To circumvent the power that the tobacco industry held in Congress and at courthouses, anti-tobacco activists in the 1970s and ’80s pioneered a different strategy. Laws and workplace rules aimed at reducing public smoking — such as the creation of nonsmoking sections and smoking sections, indoor bans and even outdoor bans — were enacted on behalf of nonsmokers. Whatever a smoker may have decided, nonsmokers never agreed to smoke secondhand. One antismoking bumper sticker from the late 1970s playfully satirized the assumption-of-risk paradigm: “Caution: Your smoking may be hazardous to my health.”

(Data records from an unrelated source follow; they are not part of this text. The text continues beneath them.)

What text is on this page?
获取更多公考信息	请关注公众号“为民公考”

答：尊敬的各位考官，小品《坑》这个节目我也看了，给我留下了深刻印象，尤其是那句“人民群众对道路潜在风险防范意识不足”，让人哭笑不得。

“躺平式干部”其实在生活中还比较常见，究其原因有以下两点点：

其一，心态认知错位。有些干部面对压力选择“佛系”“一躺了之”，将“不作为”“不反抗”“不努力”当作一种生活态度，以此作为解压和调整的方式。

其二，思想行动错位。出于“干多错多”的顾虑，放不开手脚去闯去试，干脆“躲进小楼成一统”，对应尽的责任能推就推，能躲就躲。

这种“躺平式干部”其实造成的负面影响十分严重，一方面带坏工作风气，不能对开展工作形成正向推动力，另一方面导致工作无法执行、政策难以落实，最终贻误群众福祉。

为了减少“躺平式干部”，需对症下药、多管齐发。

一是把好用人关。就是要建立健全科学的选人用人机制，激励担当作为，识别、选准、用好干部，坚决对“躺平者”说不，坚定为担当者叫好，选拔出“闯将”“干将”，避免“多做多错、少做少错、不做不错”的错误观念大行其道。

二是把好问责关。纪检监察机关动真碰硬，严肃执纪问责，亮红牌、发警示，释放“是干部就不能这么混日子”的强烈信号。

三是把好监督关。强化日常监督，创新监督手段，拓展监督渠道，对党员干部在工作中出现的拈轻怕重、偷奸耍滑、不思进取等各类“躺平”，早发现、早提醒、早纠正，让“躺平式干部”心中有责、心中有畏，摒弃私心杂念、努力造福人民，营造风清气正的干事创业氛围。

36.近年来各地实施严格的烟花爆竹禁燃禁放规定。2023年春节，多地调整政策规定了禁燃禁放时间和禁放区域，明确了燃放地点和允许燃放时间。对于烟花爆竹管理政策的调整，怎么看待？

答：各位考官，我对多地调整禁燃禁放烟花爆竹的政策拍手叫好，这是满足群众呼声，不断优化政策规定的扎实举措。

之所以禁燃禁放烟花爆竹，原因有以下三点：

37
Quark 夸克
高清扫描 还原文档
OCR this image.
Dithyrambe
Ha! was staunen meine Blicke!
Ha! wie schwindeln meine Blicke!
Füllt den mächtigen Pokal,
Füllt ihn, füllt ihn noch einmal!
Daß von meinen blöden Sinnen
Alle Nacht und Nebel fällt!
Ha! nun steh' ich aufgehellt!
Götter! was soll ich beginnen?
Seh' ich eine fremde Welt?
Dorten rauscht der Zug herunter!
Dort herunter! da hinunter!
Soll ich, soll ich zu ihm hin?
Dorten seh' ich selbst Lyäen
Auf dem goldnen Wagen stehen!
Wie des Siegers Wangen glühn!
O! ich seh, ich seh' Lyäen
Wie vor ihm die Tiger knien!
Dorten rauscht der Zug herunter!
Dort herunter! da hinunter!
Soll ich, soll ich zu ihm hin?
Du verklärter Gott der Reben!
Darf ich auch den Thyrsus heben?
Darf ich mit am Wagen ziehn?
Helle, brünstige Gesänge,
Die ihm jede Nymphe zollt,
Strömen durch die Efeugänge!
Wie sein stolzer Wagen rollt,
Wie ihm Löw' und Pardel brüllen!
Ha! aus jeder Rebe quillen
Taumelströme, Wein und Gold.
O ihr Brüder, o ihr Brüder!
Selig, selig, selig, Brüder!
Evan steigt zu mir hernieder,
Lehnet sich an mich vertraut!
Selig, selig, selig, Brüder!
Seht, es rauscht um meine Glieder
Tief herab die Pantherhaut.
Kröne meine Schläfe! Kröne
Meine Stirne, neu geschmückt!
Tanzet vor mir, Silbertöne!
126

The nonsmokers’ rights movement catalyzed a sharp decline in smoking rates. But it left the paradigm of individual consent untouched — or even strengthened. For nonsmokers’ rights activists, the smoker can pursue his choice with full knowledge of the deadly consequences as long as his choices don’t affect others. “I would not mind a smoker killing himself privately,” one nonsmoker explained in support of public smoking restrictions in 1978. “I greatly object to his infecting my air.”
In more recent decades, age restrictions on smoking have reinforced the idea that smoking is the choice of fully consenting adults. After fighting such laws for decades, cigarette manufacturers supported 2019 legislation that raised the minimum purchase age from 18 to 21. Whereas the industry once feared that such laws would “gut our key young adult market,” in the words of a Philip Morris strategy document, it now embraces them as a way to preserve “adult choice.”
“We can’t defend continued smoking as a ‘free choice’ if the person was ‘addicted,’” a tobacco lobbyist observed more than four decades ago. And yet this is precisely what the industry has done — with the unintended blessing of even anti-tobacco lawmakers, whose rules have granted the validity of the cigarette’s engineering while making it ever more difficult, expensive and stigmatized to be a smoker.
The F.D.A.’s nicotine proposal is, at long last, an opportunity to test one of the industry’s core propositions. Only then will we truly see if smoking is a free adult choice rather than the consequence of addiction and skillful product design.
The fact is that most smokers want to quit. For all the industry’s insistence that cigarettes are an emblem of individuality, nearly 70 percent of adult smokerswould prefer not to. More than half of the nation’s 31 million adult smokersattempt to quit each year, and only 7.5 percent succeed.
One study found that lowering nicotine levels could save an estimated 8.5 million lives in the next 80 years — lives of current smokers who will find it easier to quit, as well as lives of would-be smokers who never get hooked. It will save many millions more from tobacco-related heart and lung disease and from the unquantifiable grief that attends watching loved ones suffer prolonged and preventable illness. Such a stunning victory for public health is possible only with the kind of regulation that rightfully targets not individual smokers but the cigarette itself."